There were 22 engagements over the year in relation to this fund, for example:
‘We met the company to understand its ESG initiatives. While the company has disclosed emissions savings and consumption data, we wanted to understand the work being undertaken on disclosing its emissions profile in detail. The company conveyed that it is currently assessing and working towards how it can disclose and report scope 3 emissions effectively.’
‘We met the bank to understand its views regarding the current weakening economic environment and the impact of this on investors’ and customers’ ESG appetite. The bank emphasised that ESG is still fundamentally important; however, it may have moved down investors’ priority list.’
CT - engagement activities
The following commentary is based on the information that CT have provided in response to our questions and illustrates how they co-ordinate their engagement activities with companies. These examples provide evidence that the Fund Manager is engaging actively with the companies they invest in on behalf of the Scheme.
“We take responsible investment seriously. The identification of financially material environmental, social and governance (ESG) issues forms part of our investment process, helping us to manage risk and support long-term returns. Beyond the management of opportunity and risk, we also see responsible investing and broader investment stewardship activities as part of our duty as an investor acting in the best interest of our clients, and as a participant in the global financial system.
LDI portfolios are very different to traditional equity or bond portfolios and so our engagement programme primarily focuses on trading counterparties and clearing members. This engagement work is structured both in terms of prioritisation (both in terms of companies to whom we have the greatest exposure and to companies whom we feel have the greatest ESG deficiencies) and in terms of progress monitoring against predefined milestones.”
CT Dynamic LDI Funds
These funds contain investments that provide exposure to long dated interest rates / inflation. They do not hold any equity investments and hold no voting rights. However, CT does still engage with counterparty banks on relevant issues.
There were 16 engagements over the second half of 2021 and 40 engagements over the first half of 2022 in relation to all CT LDI portfolios.

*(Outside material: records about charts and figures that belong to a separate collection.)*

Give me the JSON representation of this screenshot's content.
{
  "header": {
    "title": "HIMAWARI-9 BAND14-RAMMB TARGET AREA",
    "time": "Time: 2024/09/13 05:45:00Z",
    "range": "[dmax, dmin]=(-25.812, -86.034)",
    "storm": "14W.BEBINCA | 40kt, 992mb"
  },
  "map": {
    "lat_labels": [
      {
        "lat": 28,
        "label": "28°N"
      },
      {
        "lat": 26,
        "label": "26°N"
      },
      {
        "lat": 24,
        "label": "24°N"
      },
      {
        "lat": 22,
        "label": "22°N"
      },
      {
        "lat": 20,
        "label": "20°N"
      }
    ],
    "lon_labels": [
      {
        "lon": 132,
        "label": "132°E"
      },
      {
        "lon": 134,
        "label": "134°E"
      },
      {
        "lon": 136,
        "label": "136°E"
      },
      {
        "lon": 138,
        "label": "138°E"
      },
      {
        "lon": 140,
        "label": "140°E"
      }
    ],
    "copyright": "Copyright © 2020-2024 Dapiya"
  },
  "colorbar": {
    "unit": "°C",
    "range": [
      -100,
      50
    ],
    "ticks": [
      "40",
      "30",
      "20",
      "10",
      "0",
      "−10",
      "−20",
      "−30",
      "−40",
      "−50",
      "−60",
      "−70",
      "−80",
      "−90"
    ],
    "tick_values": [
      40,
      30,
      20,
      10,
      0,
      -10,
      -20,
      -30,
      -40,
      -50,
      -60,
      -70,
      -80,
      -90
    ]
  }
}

They have provided the following examples:
HSBC HOLDINGS PLC
‘HSBC's new Energy Policy includes reference to a stronger coal exit policy, a dedicated client engagement program as well as limitations of financing for new large dams, new nuclear power projects, new greenfield oil sands projects, or new offshore oil and gas in the Artic. We have been engaging on clear limitations for its energy financing for a while and give its energy portfolio these commitments are sizeable.’
BANCO SANTANDER SA
‘Committed to achieve net-zero greenhouse gas financed emissions by 2050, and to align its power generation portfolio with the Paris Agreement by 2030. As part of this commitment, Santander will also develop and publish decarbonisation targets for other material sectors, including oil & gas, transport and mining & metals. The implementation of these commitments will enhance the bank's response to climate change risks in its lending, advisory and investment activities.’